According to 404 Media, Dayton’s stopgap measure came after months of resident outrage, a scandal involving the sharing of Flock camera data for immigration enforcement apparently by accident, and a $30,000 audit into how the cameras are being used. City officials said the cameras were bagged while the city worked toward their full removal.
A striking sign of contractual lock-in
The story is not just about one city. 404 Media reports that Evanston, Illinois, used the same tactic late last year while waiting for the company to remove cameras there. In both cases, local officials told residents they were uncertain whether they could simply switch the systems off or take them down immediately.
That uncertainty is the point. A city can decide politically that a surveillance system no longer reflects public consent, but the mechanics of ending that system may still be controlled by contract terms, vendor processes, and technical dependencies. The trash bags are a physical workaround for a governance problem.
Why cities are reconsidering Flock
The article ties the reconsideration to reporting that data from the camera network was reaching Immigration and Customs Enforcement through Flock’s national network. That disclosure appears to have accelerated debate in multiple jurisdictions. Surveillance tools sold as local public-safety infrastructure become more controversial when they are shown to operate inside much larger data-sharing systems than residents or even city leaders may have fully understood.
In Dayton, the backlash was intensified by the sense that information was being shared in ways the public did not accept. Even when officials say the issue was accidental, it still raises a larger question: how much practical control do cities have over systems once those systems are connected to broader vendor-managed networks?

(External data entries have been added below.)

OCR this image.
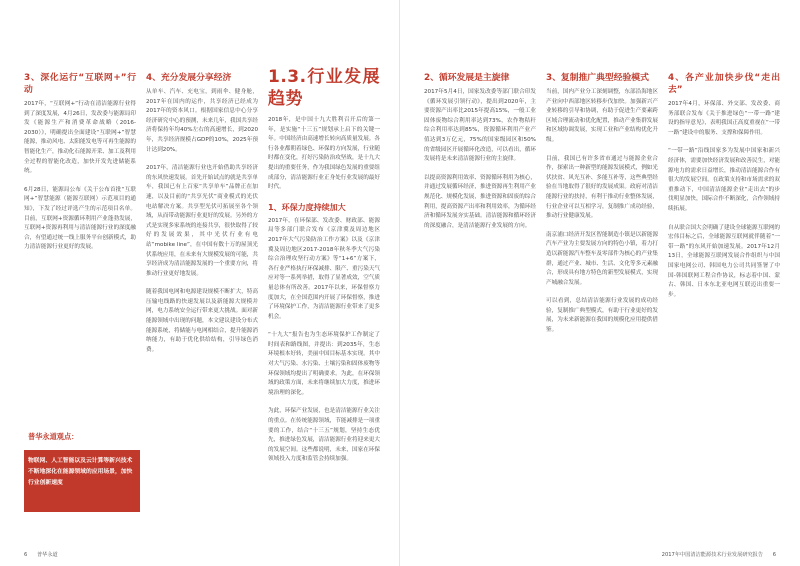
3、深化运行“互联网+”行动

2017年，“互联网+”行动在清洁能源行业得到了深度发展，4月26日，发改委与能源局印发《能源生产和消费革命战略（2016-2030）》，明确提出全面建设“互联网+”智慧能源，推动风电、太阳能发电等可再生能源的智能化生产，推动化石能源开采、加工及利用全过程的智能化改造，加快开发先进储能系统。

6月28日，能源局公布《关于公布首批“互联网+”智慧能源（能源互联网）示范项目的通知》，下发了经过评选产生的示范项目名单。目前，互联网+资源循环利用产业蓬勃发展，互联网+资源再利用与清洁能源行业的深度融合，有望通过统一线上服务平台创新模式，助力清洁能源行业更好的发展。

4、充分发展分享经济

从单车、汽车、充电宝，到雨伞、健身舱，2017年在国内的运作，共享经济已经成为2017年的资本风口。根据国家信息中心分享经济研究中心的预测，未来几年，我国共享经济将保持年均40%左右的高速增长，到2020年，共享经济规模占GDP的10%，2025年预计达到20%。

2017年，清洁能源行业也开始借助共享经济的东风快速发展。首先开始试点的就是共享单车，我国已有上百家“共享单车”品牌正在加速，以及目前的“共享光伏”商业模式的光伏电站解决方案。共享型光伏可拓展至各个领域，从而带动能源行业更好的发展。另外的方式是实现多家系统的连接共享，很快取得了较好的发展效果，其中光伏行业有电站“mobike line”，在中国有数十万的屋顶光伏系统应用，在未来有大规模发展的可能，共享经济成为清洁能源发展的一个重要方向，将推动行业更好地发展。

随着我国电网和电源建设规模不断扩大，特高压输电线路的快速发展以及新能源大规模并网，电力系统安全运行带来更大挑战。面对新能源领域中出现的问题，本文建议建设分布式能源系统，将储能与电网相结合，提升能源消纳能力，有助于优化供给结构，引导绿色消费。

1.3.行业发展趋势

2018年，是中国十九大胜利召开后的第一年，是实施“十三五”规划承上启下的关键一年。中国经济由高速增长转向高质量发展。各行各业都朝着绿色、环保的方向发展，行业随时都在变化，打好污染防治攻坚战，是十九大提出的重要任务，作为我国绿色发展的重要组成部分，清洁能源行业正身处行业发展的最好时代。

1、环保力度持续加大

2017年，在环保部、发改委、财政部、能源局等多部门联合发布《京津冀及周边地区2017年大气污染防治工作方案》以及《京津冀及周边地区2017-2018年秋冬季大气污染综合治理攻坚行动方案》等“1+6”方案下，各行业严格执行环保减排、限产、重污染天气应对等一系列举措，取得了显著成效，空气质量总体有所改善。2017年以来，环保督察力度加大，在全国范围内开展了环保督察，推进了环境保护工作，为清洁能源行业带来了更多机会。

“十九大”报告也为生态环境保护工作制定了时间表和路线图，并提出：到2035年，生态环境根本好转，美丽中国目标基本实现。其中对大气污染、水污染、土壤污染和固体废物等环保领域均提出了明确要求。为此，在环保领域的政策方面，未来将继续加大力度，推进环境治理的深化。

为此，环保产业发展，也是清洁能源行业关注的重点。在传统能源领域，节能减排是一项重要的工作，结合“十三五”规划，坚持生态优先，推进绿色发展，清洁能源行业将迎来更大的发展空间。这些都说明，未来，国家在环保领域投入力度和监管会持续加强。

普华永道观点：
物联网、人工智能以及云计算等新兴技术不断地深化在能源领域的应用场景，加快行业创新速度
6 普华永道
2、循环发展是主旋律

2017年5月4日，国家发改委等部门联合印发《循环发展引领行动》，提出到2020年，主要资源产出率比2015年提高15%，一般工业固体废物综合利用率达到73%，农作物秸秆综合利用率达到85%，资源循环利用产业产值达到3万亿元，75%的国家级园区和50%的省级园区开展循环化改造，可以看出，循环发展将是未来清洁能源行业的主旋律。

以提高资源利用效率、资源循环利用为核心，并通过发展循环经济，推进资源再生利用产业规范化、规模化发展，推进资源和固废的综合利用，提高资源产出率和利用效率，为循环经济和循环发展夯实基础。清洁能源和循环经济的深度融合，是清洁能源行业发展的方向。

3、复制推广典型经验模式

当前，国内产业分工深刻调整，东部沿海地区产业向中西部地区转移步伐加快。加强新兴产业转移的引导和协调，有助于促进生产要素跨区域合理流动和优化配置，推动产业集群发展和区域协调发展，实现工业和产业结构优化升级。

目前，我国已有许多省市通过与能源企业合作，探索出一种新型的能源发展模式，例如光伏扶贫、风光互补、多能互补等，这些典型经验在当地取得了很好的发展成果。政府对清洁能源行业的扶持，有利于推动行业整体发展，行业企业可以互相学习，复制推广成功经验，推动行业健康发展。

南京浦口经济开发区智能制造小镇是以新能源汽车产业为主要发展方向的特色小镇，着力打造以新能源汽车整车及零部件为核心的产业集群，通过产业、城市、生活、文化等多元素融合，形成具有地方特色的新型发展模式，实现产城融合发展。

可以看到，总结清洁能源行业发展的成功经验，复制推广典型模式，有助于行业更好的发展，为未来新能源在我国的规模化应用提供借鉴。

4、各产业加快步伐“走出去”

2017年4月，环保部、外交部、发改委、商务部联合发布《关于推进绿色“一带一路”建设的指导意见》，表明我国正高度重视在“一带一路”建设中的服务、支撑和保障作用。

“一带一路”沿线国家多为发展中国家和新兴经济体，需要加快经济发展和改善民生，对能源电力的需求日益增长，推动清洁能源合作有很大的发展空间。在政策支持和市场需求的双重推动下，中国清洁能源企业“走出去”的步伐明显加快，国际合作不断深化，合作领域持续拓展。

自从联合国大会明确了建设全球能源互联网的宏伟目标之后，全球能源互联网就伴随着“一带一路”的东风开始加速发展。2017年12月13日，全球能源互联网发展合作组织与中国国家电网公司、韩国电力公司共同签署了中国-韩国联网工程合作协议，标志着中国、蒙古、韩国、日本东北亚电网互联迈出重要一步。

2017年中国清洁能源技术行业发展研究报告 6
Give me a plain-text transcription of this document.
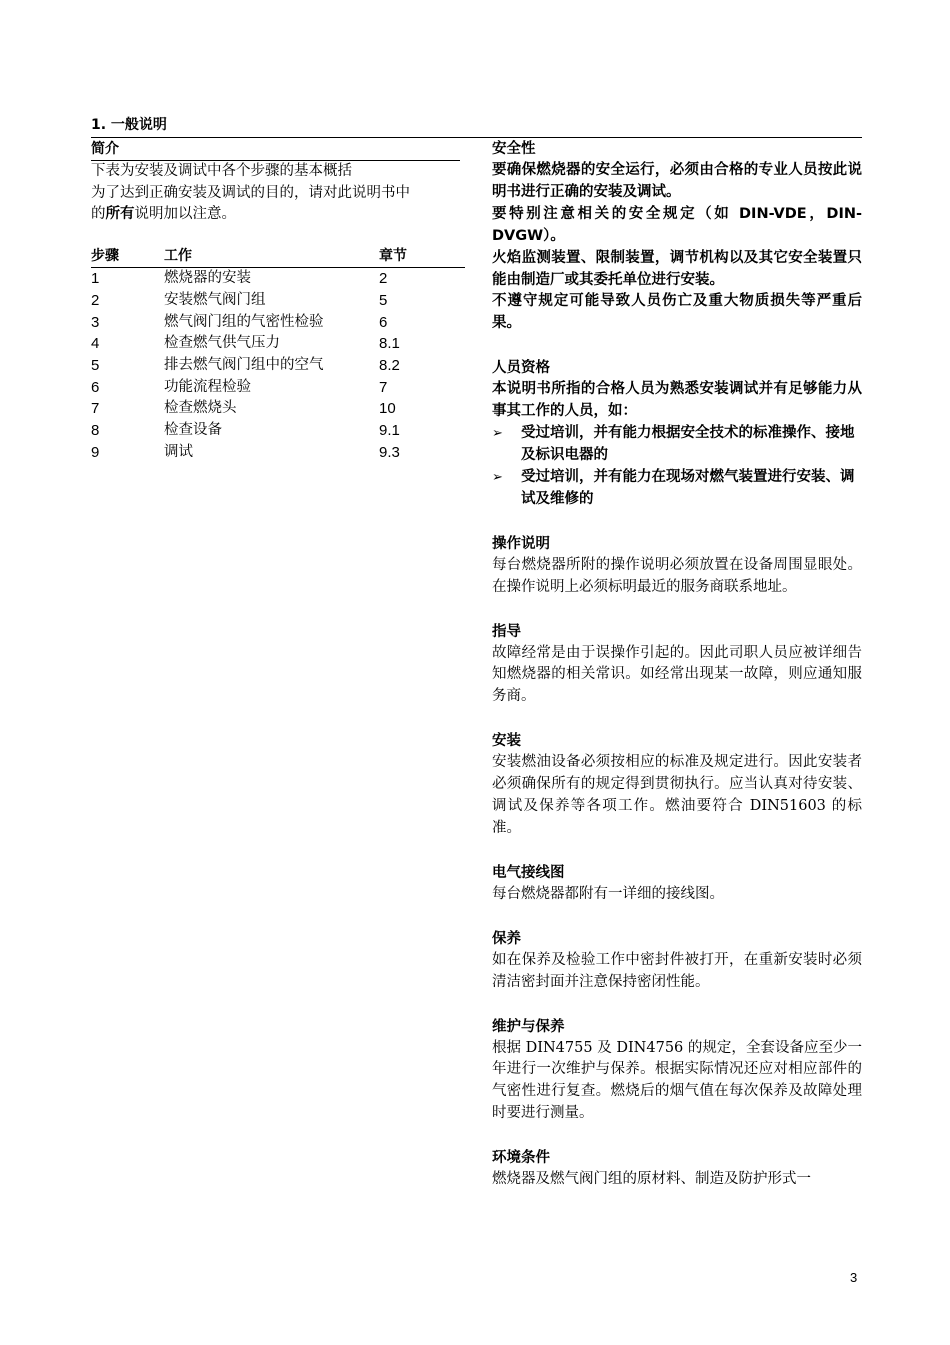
1. 一般说明
简介

下表为安装及调试中各个步骤的基本概括

为了达到正确安装及调试的目的，请对此说明书中

的所有说明加以注意。

步骤	工作	章节
1	燃烧器的安装	2
2	安装燃气阀门组	5
3	燃气阀门组的气密性检验	6
4	检查燃气供气压力	8.1
5	排去燃气阀门组中的空气	8.2
6	功能流程检验	7
7	检查燃烧头	10
8	检查设备	9.1
9	调试	9.3

安全性

要确保燃烧器的安全运行，必须由合格的专业人员按此说明书进行正确的安装及调试。

要特别注意相关的安全规定（如 DIN-VDE，DIN-DVGW）。

火焰监测装置、限制装置，调节机构以及其它安全装置只能由制造厂或其委托单位进行安装。

不遵守规定可能导致人员伤亡及重大物质损失等严重后果。

人员资格

本说明书所指的合格人员为熟悉安装调试并有足够能力从事其工作的人员，如：

➢ 受过培训，并有能力根据安全技术的标准操作、接地及标识电器的
➢ 受过培训，并有能力在现场对燃气装置进行安装、调试及维修的

操作说明

每台燃烧器所附的操作说明必须放置在设备周围显眼处。在操作说明上必须标明最近的服务商联系地址。

指导

故障经常是由于误操作引起的。因此司职人员应被详细告知燃烧器的相关常识。如经常出现某一故障，则应通知服务商。

安装

安装燃油设备必须按相应的标准及规定进行。因此安装者必须确保所有的规定得到贯彻执行。应当认真对待安装、调试及保养等各项工作。燃油要符合 DIN51603 的标准。

电气接线图

每台燃烧器都附有一详细的接线图。

保养

如在保养及检验工作中密封件被打开，在重新安装时必须清洁密封面并注意保持密闭性能。

维护与保养

根据 DIN4755 及 DIN4756 的规定，全套设备应至少一年进行一次维护与保养。根据实际情况还应对相应部件的气密性进行复查。燃烧后的烟气值在每次保养及故障处理时要进行测量。

环境条件

燃烧器及燃气阀门组的原材料、制造及防护形式一

3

The politics of turning cameras off
Most controversies over surveillance are fought through procurement reviews, city council meetings, audits, and public comment. Those processes take time. What the bagged cameras reveal is what happens in the awkward period after a city has lost political confidence in a system but before it has regained operational control over it.
Covering the cameras with trash bags is a temporary answer, but it is also a public signal. It tells residents that officials no longer want the devices functioning, even if the city cannot yet unwind the underlying arrangement. That is not a flattering message for either the municipalities or the vendor model behind the deployments.
A warning for future civic tech deals
The broader lesson is that local governments are increasingly being forced to think not just about what a surveillance system does when it is installed, but how it can be stopped when the politics change. Exit rights, deactivation authority, and data-sharing boundaries matter as much as price or deployment speed.
When cities resort to physically obstructing cameras because they cannot confidently shut them down another way, the problem is no longer abstract. It is evidence that procurement and oversight frameworks have not kept pace with the systems they approve.
- Dayton, Ohio covered Flock cameras with trash bags as a temporary measure.
- Evanston, Illinois reportedly used the same approach while awaiting removal.
- The episodes raise questions about contract terms, deactivation authority, and networked surveillance governance.